Effect of glucose fluctuation on body weight, metabolic parameters and hepatic function

Blood glucose levels were measured to test the amplitude of fluctuations after a bolus of i.p. glucose injection. The mice fed a HFD and given an i.p. glucose injection showed significant fluctuations as compared to those given an i.p. saline injection and fed on a HFD or STD (Supplementary Figure S1, see section on supplementary data given at the end of this article). Mice fed a HFD were significantly heavier than those fed a STD during the 5-month experimental time period (P<0.05), whereas there was no difference in body weight between HFD mice given glucose or saline injections (P>0.05, Fig. 1A).

Figure 1
Figure 1

Effect of glucose fluctuation on body weight, metabolic parameters and hepatic function. Body weight (A) and blood glucose levels (B) were measured throughout the experimental time course. At weeks 8 and 20, fasting insulin, free fatty acid (FFA) and alanine aminotransferase (ALT) (C, D, E, respectively) levels were measured. Values are means±s.e.m.; n=10–12 mice/group; *P<0.05, **P<0.01.

Citation: Journal of Molecular Endocrinology 55, 3; 10.1530/JME-15-0101

Fasting blood glucose levels were significantly higher in mice fed a HFD compared to mice fed a STD at 6 weeks (P<0.01), and the difference was maintained throughout the rest of the experiment (Fig. 1B). There was no difference in fasting blood glucose levels between HFD mice given glucose or saline injections (P>0.05). Similarly, fasting insulin levels were greatly increased in HFD fed mice (P<0.05 at 8 weeks and P<0.01 at 20 weeks), with no differences of the levels between HFD mice receiving glucose or saline injections (Fig. 1C).

Elevated circulating FFA is an established risk factor for NAFLD (Unger & Orci 2002, Feldstein et al. 2004). Serum FFA levels in HFD mice were significantly higher than those in STD mice at 8 weeks and were further increased at 20 weeks. FFA levels were not different between the HFD mice given saline or glucose injection at 8 or 20 weeks (Fig. 1D). At 8 weeks, the plasma ALT level was similar between STD and HFD mice, whereas a significant increase in plasma ALT was observed at 20 weeks (P<0.01, Fig. 1E). No difference in the ALT level was found between the HFD mice given saline or glucose injection.

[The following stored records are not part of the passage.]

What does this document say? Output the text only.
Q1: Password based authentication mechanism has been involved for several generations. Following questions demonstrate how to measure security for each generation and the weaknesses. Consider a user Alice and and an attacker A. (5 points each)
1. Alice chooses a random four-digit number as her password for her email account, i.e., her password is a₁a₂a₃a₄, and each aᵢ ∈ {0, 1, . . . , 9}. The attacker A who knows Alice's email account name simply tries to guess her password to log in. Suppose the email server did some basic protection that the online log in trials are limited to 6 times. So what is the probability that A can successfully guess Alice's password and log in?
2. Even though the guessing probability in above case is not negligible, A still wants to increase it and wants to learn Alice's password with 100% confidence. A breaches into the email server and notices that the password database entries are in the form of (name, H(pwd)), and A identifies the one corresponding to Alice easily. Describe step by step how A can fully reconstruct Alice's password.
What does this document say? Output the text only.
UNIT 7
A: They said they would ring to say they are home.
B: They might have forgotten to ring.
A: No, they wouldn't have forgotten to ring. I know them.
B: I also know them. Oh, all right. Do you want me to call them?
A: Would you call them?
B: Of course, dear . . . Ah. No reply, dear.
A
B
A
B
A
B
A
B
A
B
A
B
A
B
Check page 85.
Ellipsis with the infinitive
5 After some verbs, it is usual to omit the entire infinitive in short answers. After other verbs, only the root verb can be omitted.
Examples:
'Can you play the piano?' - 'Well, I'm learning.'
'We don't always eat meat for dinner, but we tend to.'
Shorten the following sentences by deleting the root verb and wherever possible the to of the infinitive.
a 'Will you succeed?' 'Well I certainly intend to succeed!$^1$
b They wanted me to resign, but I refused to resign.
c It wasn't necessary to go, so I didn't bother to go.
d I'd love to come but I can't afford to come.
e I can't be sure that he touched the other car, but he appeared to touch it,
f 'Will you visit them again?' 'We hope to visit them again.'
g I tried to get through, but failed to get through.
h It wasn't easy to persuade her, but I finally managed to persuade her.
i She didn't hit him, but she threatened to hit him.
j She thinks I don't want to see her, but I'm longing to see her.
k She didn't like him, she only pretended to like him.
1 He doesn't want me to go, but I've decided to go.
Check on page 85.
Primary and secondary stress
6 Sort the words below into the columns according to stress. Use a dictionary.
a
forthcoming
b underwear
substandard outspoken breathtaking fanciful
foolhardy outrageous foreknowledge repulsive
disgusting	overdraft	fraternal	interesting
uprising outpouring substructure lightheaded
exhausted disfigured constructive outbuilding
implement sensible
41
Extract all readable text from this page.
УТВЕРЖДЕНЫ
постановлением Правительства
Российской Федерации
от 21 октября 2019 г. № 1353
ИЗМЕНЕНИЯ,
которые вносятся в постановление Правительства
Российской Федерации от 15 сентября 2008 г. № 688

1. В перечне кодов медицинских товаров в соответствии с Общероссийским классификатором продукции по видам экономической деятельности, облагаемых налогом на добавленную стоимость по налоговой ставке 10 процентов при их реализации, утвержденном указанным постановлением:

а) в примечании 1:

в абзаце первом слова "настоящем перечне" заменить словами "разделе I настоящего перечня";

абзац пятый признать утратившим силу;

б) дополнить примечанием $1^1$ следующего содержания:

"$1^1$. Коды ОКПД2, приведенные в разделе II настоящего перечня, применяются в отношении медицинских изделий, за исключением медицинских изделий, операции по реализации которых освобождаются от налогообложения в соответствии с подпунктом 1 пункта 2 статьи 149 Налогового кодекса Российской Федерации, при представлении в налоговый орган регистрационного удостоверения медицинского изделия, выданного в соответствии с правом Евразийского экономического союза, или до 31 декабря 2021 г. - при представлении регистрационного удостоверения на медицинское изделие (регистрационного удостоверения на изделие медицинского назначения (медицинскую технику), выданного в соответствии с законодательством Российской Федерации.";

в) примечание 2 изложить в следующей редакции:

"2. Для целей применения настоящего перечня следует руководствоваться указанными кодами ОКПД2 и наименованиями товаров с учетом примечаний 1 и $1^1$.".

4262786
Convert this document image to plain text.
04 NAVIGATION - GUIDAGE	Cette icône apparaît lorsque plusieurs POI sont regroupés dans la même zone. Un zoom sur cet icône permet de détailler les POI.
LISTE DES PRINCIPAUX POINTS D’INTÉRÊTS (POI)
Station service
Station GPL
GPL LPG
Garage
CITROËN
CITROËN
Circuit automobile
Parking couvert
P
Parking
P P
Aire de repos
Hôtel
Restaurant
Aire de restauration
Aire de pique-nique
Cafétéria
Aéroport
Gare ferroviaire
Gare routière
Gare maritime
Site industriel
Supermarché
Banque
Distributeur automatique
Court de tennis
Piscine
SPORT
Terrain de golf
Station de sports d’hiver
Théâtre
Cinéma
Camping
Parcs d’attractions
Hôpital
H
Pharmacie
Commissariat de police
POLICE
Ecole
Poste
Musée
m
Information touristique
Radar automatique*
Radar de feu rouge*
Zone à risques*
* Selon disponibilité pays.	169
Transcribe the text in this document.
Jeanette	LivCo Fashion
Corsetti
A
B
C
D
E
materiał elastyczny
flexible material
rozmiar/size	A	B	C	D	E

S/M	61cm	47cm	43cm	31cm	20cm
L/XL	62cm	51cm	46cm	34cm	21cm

Effect of blood glucose fluctuation on hepatic steatosis

H&E staining revealed significant vacuoles present in the liver of mice fed a HFD, which was also evident in Oil Red O stained sections, suggesting these mice had developed hepatic steatosis; however, IHG did not seem to exacerbate this condition (Fig. 2A and B). Consistently, the hepatic triglyceride levels in HFD mice were significantly higher than STD mice (P<0.01), with no difference between HFD mice given saline or glucose injections (Fig. 2C).

Figure 2
Figure 2

Effect of blood glucose fluctuation on hepatic steatosis. Representative images of liver sections stained with hematoxylin and eosin H&E (A) and Oil Red O (B) are shown. Scale bars, 100 μm. Hepatic triglyceride contents (C) are also shown. Values are means±s.e.m.; n=10–12 mice/group; **P<0.01.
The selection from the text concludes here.